Other 15-minute dinner recipes:
Light Salmon Melt Recipe
- 3 whole wheat English muffins (I used Orowheat), split in half
- 6 ounces canned salmon in water, drained
- 2 tablespoons plain nonfat Greek yogurt
- 1 1/2 tablespoons light mayonnaise
- 1/2 red bell pepper, cut into 1/4-inch dice
- 1 large celery stalk, cut into 1/4-inch dice
- 1 tablespoons capers, drained
- 1/4 teaspoon ground pepper
- 1/8 teaspoon kosher salt, or to taste
- 6 slices tomato (large)
- 2 ounces sharp white Cheddar cheese, thinly sliced
- Preheat the broiler and set the rack 6 to 8 inches from the heat. Place the English muffin halves, cut side up, on a baking sheet. Cook under the broiler until toasted, about 1 minute. Watch carefully so they don’t burn.
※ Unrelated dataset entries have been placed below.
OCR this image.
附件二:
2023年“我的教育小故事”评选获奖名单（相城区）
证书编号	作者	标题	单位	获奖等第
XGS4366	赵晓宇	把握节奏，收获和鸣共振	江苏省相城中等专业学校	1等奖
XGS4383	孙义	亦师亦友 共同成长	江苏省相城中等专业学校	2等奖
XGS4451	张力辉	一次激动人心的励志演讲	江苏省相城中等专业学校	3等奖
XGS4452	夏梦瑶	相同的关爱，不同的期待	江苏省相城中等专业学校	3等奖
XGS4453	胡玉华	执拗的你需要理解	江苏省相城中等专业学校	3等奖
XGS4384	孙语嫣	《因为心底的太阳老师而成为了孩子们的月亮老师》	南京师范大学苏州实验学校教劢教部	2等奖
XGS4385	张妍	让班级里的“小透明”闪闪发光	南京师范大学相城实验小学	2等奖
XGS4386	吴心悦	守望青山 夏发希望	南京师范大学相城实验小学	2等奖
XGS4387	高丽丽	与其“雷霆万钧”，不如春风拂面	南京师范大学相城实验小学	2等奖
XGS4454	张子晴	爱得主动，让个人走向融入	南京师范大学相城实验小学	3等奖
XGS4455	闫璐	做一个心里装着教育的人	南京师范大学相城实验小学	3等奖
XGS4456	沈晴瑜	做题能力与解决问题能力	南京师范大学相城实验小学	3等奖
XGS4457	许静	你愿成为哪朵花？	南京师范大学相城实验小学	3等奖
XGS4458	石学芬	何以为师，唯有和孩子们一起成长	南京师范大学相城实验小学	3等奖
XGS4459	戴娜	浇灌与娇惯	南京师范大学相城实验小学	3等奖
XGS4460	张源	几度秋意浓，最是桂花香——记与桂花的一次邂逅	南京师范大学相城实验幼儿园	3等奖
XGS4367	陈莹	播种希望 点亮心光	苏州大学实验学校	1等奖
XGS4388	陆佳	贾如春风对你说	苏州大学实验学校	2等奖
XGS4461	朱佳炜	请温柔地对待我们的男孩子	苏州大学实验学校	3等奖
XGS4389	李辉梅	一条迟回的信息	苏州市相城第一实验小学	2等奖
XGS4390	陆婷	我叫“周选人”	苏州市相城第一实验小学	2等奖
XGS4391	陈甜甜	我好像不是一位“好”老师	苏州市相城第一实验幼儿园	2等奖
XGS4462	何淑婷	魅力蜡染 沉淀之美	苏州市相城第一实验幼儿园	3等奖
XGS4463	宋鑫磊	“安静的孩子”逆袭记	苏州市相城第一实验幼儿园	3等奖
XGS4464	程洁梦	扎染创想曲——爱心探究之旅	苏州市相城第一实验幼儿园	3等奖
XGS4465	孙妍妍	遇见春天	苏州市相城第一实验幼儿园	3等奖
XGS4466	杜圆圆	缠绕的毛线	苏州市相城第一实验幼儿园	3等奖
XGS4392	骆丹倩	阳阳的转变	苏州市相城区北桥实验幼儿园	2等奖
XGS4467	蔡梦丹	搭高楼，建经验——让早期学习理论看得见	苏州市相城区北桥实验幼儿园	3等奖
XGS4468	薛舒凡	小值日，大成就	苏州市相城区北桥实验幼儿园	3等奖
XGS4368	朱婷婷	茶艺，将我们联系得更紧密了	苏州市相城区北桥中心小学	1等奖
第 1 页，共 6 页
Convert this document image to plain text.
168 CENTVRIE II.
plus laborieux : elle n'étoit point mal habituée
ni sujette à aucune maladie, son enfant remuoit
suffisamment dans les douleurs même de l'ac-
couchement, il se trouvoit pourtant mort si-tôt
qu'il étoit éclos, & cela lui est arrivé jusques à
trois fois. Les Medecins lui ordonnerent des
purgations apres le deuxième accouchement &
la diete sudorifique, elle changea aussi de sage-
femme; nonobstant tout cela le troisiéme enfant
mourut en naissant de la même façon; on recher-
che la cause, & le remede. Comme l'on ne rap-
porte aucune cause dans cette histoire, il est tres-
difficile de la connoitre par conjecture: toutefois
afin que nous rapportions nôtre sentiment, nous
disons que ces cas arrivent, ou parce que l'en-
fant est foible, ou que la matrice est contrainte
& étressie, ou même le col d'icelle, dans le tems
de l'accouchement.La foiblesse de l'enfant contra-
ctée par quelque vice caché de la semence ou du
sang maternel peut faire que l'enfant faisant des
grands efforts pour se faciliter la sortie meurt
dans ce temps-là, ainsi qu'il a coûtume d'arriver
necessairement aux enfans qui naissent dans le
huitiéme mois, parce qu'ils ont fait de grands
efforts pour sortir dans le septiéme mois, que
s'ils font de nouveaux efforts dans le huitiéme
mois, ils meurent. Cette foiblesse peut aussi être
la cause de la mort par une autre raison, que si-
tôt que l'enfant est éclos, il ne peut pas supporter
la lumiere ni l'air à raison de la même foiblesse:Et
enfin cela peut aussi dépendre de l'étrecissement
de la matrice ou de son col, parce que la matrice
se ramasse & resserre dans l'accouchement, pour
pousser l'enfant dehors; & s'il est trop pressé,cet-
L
- In a medium-sized bowl, stir together the salmon, yogurt, mayonnaise, bell pepper, celery, capers, pepper and salt.
- Divide the salmon mixture between the 6 English muffin halves. Top with the tomato slices and Cheddar cheese slices.
- Broil until the cheese is melted, about 2 minutes. Watch carefully so that the cheese doesn’t burn.